In an article published in August 2018 in the journal Nature , the CLAS collaboration of Jefferson Lab (USA) reports an extensive study on short-range correlations between nucleons in different nuclei. The conclusion goes against intuition, indicating that the greater the ratio of neutrons to protons in a nucleus, the greater the speed of protons relative to neutrons. These very fast protons could be a key to understanding the formation of ultra-rich neutron systems like neutron stars and their coalescence first observed a year ago. This phenomenon is all the more important as it could contribute to the creation of the heavy elements of the universe.
Figure 1: Diffusion of an electron on a nucleus. The CLAS spectrometer detects the whole final state: scattered electron and pair of nucleons.
The CLAS international collaboration brings together 200 physicists in more than 40 institutes in 9 countries, including a team of 7 DPhN physicists. It used a high acceptance spectrometer called CLAS from 1998 to 2012, which since the end of 2017, became CLAS12 following important technical improvements, to which Irfu contributed via an innovative central tracker using cylindrical Micromegas. The data used in the analysis of this Nature article are derived from a recent re-analysis of data taken in 2004, thus demonstrating the importance of adequate data management over time for these major collaborations.

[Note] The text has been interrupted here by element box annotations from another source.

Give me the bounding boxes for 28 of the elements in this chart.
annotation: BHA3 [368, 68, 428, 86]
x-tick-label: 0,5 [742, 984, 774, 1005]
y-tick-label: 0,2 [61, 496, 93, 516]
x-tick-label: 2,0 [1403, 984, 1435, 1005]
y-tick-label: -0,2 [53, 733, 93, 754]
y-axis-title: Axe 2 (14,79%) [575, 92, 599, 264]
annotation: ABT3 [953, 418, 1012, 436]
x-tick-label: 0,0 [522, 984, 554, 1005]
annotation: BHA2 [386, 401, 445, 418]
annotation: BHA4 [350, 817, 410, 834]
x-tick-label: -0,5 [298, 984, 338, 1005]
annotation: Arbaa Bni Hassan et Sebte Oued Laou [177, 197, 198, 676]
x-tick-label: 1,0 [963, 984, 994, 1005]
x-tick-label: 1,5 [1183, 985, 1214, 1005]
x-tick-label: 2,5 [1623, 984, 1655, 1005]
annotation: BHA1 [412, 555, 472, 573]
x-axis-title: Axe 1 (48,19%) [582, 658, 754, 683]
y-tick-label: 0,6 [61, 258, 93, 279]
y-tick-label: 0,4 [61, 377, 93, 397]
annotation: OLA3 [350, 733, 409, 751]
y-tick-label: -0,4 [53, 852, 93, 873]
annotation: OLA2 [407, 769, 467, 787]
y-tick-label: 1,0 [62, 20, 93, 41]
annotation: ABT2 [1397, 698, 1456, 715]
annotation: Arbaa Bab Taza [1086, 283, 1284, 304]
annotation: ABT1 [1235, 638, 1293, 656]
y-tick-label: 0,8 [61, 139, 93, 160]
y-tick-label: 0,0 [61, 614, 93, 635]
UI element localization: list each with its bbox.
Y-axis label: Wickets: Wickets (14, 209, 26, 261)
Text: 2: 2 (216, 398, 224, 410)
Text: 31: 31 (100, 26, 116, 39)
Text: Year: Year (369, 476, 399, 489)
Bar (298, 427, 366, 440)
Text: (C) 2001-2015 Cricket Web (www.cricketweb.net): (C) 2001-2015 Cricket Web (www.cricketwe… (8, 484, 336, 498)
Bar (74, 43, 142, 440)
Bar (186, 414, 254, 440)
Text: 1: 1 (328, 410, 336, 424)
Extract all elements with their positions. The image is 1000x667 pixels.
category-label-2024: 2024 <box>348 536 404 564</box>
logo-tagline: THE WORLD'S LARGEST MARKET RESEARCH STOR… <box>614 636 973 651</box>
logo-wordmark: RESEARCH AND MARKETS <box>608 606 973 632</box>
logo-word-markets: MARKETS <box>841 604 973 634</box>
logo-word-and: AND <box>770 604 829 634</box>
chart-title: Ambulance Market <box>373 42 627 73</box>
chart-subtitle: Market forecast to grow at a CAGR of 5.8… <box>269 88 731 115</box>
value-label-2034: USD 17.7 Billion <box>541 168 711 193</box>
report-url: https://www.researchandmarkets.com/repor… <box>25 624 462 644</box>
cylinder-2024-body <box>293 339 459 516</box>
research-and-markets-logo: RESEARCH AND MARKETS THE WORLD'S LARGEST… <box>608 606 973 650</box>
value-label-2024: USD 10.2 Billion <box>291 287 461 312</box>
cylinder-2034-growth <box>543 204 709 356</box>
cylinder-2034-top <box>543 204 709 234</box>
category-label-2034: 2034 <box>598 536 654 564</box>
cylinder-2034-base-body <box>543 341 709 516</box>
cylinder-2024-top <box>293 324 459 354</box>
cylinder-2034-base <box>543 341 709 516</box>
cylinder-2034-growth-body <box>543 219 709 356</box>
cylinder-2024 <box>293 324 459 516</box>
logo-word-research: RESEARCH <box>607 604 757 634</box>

The CLAS spectrometer collected electron scattering data on targets such as carbon, aluminium, iron and lead 14 years ago, thus allowing the number of protons and neutrons in the probed nuclei to vary relatively, with carbon being symmetric and lead having about 50% more neutrons than protons. The high acceptance of the CLAS spectrometer made it possible to detect events with a scattered electron and a pair of nucleons, and to measure their speed or momentum. The process under investigation is shown in Figure 1.
Figure 2: Fraction of nucleons with a high pulse as a function of neutron excess. In red the protons, in blue the neutrons.
The result is striking, as shown in Figure 2: by going from carbon to lead, the number of high-momentum protons increases by about 50%, while the number of high-momentum neutrons decreases by 10%. As the neutron-to-proton ratio (N/Z) increases, a larger fraction of protons are "led" by the neutrons at high momentum. These high-momentum protons could prove crucial for understanding neutron stars, whose neutron numbers are far greater than the number of protons. Indeed, the momentum distribution of neutrons and protons in these stars affects their cooling process and their equation of state especially in the outer layer of the star. Moreover, a modification of the equation of state and more particularly its symmetry term could have an influence on the merging of neutron stars, a phenomenon which first detected by LIGO/VIRGO a year ago, and which might be responsible for the creation of elements heavier than iron in the universe.
A major experimental program led by Irfu and funded by the ANR (Cocotier) is being developed to go even further in this study. Indeed, in CLAS data, the neutron/proton ratio changes for each studied nucleus, but the very nature of the nucleus changes and notably its mass and size, making theoretical interpretation more delicate. Our Cocotier project owes its originality to the use of carbon isotopes in inverse kinematics at GSI (Germany), thus making it possible to vary the neutron to proton ratio (between 0.6 and 3) in a nucleus of the same nature and to carry out this study in a more precise and controlled manner. Data taking for this experiment using the R3B GLAD magnet delivered in 2015 to GSI - an Irfu realization for FAIR - could happen as soon as mid-2019.